Carla Mendes, 38 anos, designer, usa sua bicicleta elétrica todos os dias em Belo Horizonte.
“Eu economizo muito tempo e dinheiro. Mas falta estrutura, principalmente segurança. Já caí por causa de buracos e quase fui atropelada por motoristas impacientes”, conta.
Já Lucas Souza, entregador por aplicativo em São Paulo, destaca o lado econômico:
“Com a elétrica, eu faço o dobro das entregas por dia. Só que quando quebra, é um problema.

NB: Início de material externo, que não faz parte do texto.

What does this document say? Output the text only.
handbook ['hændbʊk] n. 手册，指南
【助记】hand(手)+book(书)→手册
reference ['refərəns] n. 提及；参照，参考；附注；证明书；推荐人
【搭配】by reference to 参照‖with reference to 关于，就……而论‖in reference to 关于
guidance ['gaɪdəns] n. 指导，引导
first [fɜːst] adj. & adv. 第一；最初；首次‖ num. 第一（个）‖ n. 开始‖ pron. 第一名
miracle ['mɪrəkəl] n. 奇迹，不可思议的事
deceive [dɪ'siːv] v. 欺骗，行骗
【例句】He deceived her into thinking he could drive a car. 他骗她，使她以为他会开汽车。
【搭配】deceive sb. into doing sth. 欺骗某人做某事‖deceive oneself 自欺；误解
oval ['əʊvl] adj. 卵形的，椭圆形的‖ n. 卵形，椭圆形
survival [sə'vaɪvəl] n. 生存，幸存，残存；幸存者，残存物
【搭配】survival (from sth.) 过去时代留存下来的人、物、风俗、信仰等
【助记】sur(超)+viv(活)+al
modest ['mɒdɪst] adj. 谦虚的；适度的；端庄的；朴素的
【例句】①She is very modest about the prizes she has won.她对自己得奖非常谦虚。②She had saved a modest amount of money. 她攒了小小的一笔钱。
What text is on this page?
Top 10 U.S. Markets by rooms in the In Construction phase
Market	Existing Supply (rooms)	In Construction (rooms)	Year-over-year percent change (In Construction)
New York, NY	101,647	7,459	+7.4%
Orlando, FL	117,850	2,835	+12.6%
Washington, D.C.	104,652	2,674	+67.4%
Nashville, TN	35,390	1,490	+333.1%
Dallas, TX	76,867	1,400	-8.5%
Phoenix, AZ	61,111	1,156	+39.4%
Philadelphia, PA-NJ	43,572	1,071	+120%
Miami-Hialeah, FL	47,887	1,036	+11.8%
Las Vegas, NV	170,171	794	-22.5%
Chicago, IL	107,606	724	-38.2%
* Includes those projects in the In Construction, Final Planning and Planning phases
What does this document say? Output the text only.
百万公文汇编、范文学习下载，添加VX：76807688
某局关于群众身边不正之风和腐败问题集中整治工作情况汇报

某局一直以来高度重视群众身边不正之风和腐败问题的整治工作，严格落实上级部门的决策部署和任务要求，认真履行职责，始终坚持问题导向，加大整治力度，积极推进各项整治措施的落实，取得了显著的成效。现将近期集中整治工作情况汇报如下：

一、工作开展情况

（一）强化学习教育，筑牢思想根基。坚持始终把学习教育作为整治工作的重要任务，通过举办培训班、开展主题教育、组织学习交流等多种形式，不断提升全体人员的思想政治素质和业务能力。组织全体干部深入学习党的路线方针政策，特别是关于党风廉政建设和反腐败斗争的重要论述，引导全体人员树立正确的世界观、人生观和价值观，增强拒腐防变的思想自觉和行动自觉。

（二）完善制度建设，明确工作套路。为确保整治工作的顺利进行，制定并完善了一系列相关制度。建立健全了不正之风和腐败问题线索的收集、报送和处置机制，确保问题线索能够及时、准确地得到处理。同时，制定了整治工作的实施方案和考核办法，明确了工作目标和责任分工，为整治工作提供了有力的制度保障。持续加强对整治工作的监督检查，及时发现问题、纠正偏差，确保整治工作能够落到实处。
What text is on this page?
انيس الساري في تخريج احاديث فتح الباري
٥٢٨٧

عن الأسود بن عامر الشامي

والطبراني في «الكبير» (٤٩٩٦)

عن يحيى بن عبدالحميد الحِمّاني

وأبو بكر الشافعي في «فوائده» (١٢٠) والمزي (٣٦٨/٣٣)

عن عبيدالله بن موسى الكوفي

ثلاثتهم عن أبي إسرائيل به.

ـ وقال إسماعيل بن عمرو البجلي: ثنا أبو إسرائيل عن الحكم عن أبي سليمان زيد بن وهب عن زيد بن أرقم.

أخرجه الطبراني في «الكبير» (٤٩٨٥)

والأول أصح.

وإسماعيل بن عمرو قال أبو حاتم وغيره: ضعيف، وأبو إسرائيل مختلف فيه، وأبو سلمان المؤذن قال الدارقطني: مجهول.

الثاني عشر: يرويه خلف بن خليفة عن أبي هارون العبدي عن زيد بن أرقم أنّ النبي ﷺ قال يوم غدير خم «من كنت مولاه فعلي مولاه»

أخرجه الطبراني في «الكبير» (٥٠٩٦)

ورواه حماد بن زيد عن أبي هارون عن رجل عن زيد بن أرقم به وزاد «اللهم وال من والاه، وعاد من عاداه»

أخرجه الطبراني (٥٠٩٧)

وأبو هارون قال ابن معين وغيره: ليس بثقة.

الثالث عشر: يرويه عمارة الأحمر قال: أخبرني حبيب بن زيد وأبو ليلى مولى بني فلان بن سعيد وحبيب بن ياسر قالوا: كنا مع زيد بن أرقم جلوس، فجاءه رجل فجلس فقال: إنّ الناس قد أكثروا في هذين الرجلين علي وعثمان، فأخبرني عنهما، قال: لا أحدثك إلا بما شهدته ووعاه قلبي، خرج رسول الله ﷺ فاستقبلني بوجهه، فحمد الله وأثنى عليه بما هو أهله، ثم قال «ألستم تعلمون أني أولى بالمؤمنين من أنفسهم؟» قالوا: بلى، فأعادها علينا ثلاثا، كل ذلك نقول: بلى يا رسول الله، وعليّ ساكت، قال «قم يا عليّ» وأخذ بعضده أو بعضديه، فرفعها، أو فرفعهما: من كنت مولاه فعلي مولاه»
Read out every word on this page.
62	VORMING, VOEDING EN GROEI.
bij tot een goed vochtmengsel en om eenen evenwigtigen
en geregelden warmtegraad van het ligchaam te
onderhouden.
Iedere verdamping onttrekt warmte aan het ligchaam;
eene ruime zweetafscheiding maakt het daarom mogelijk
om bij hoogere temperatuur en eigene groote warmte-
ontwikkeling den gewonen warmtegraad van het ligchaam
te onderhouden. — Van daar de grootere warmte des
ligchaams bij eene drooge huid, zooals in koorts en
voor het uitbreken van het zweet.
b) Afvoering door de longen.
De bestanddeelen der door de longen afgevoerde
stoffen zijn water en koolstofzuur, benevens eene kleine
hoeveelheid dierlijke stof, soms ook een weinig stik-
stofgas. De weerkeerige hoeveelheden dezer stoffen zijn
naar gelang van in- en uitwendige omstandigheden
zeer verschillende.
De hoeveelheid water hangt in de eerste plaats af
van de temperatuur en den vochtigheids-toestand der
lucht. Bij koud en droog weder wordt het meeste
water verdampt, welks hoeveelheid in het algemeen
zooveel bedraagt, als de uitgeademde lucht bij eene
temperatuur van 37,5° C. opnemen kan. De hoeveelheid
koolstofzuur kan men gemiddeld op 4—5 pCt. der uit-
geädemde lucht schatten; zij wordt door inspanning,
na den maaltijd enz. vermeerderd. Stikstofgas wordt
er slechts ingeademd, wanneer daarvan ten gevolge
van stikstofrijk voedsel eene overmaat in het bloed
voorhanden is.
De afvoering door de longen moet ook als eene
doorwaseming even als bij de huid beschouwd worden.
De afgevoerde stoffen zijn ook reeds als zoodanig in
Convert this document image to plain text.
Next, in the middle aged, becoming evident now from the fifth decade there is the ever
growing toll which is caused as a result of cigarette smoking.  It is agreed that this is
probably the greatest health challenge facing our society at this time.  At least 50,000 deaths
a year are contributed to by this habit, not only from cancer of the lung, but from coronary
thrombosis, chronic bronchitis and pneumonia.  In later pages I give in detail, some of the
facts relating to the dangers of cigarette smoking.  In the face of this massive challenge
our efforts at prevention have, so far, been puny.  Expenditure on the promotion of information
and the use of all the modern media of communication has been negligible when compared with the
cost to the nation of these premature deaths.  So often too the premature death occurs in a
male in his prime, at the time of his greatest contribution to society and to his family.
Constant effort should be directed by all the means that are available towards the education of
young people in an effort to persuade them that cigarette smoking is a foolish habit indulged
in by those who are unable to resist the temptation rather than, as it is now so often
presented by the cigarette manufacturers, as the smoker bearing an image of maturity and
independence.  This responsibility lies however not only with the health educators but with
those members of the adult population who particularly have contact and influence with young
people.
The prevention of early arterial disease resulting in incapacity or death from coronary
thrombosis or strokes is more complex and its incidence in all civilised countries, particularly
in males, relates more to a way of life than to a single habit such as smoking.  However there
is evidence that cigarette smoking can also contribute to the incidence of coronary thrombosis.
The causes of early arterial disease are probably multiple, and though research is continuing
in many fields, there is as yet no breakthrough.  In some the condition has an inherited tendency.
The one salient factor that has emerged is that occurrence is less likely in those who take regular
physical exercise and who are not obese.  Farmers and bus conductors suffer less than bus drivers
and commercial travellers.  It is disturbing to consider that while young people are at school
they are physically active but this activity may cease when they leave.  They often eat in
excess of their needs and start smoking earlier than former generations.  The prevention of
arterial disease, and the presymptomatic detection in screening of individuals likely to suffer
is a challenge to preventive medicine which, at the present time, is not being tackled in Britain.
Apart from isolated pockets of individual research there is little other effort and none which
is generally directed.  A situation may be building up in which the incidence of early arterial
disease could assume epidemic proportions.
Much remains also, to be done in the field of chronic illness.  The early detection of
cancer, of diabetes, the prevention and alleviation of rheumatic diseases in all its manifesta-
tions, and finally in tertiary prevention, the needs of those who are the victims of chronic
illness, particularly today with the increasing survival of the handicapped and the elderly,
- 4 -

Oficina que entende mesmo disso é difícil de achar.”
Essas vozes mostram o retrato de um Brasil que acelera rumo à mobilidade elétrica, mas ainda tropeça nas pedras do caminho.
🔮 O futuro das e-bikes no Brasil
Apesar dos desafios, o futuro parece promissor.
Empresas brasileiras começam a investir na nacionalização da produção de motores e baterias, reduzindo custos e dependência externa.
Programas de capacitação técnica e startups de mobilidade elétrica também estão surgindo, especialmente em São Paulo, Curitiba e Florianópolis.
Algumas cidades já testam pontos de recarga solar em ciclovias e sistemas públicos de aluguel de e-bikes, integrados ao transporte coletivo.
Se houver investimento contínuo e planejamento, o Brasil pode se tornar um polo latino-americano de mobilidade elétrica sobre duas rodas.
🌱 Conclusão — O pedal rumo ao futuro
O Brasil está, literalmente, a caminho de um novo modelo de mobilidade.
O crescimento das bicicletas elétricas mostra que há demanda, tecnologia e vontade do público.
Mas, para transformar essa tendência em um movimento sustentável e permanente, será preciso mais do que entusiasmo: será necessário planejamento, políticas públicas e infraestrutura adequada.
As bicicletas elétricas são o símbolo de um futuro mais limpo, saudável e inteligente.
O país agora precisa decidir se vai pedalar junto — ou ficar pra trás.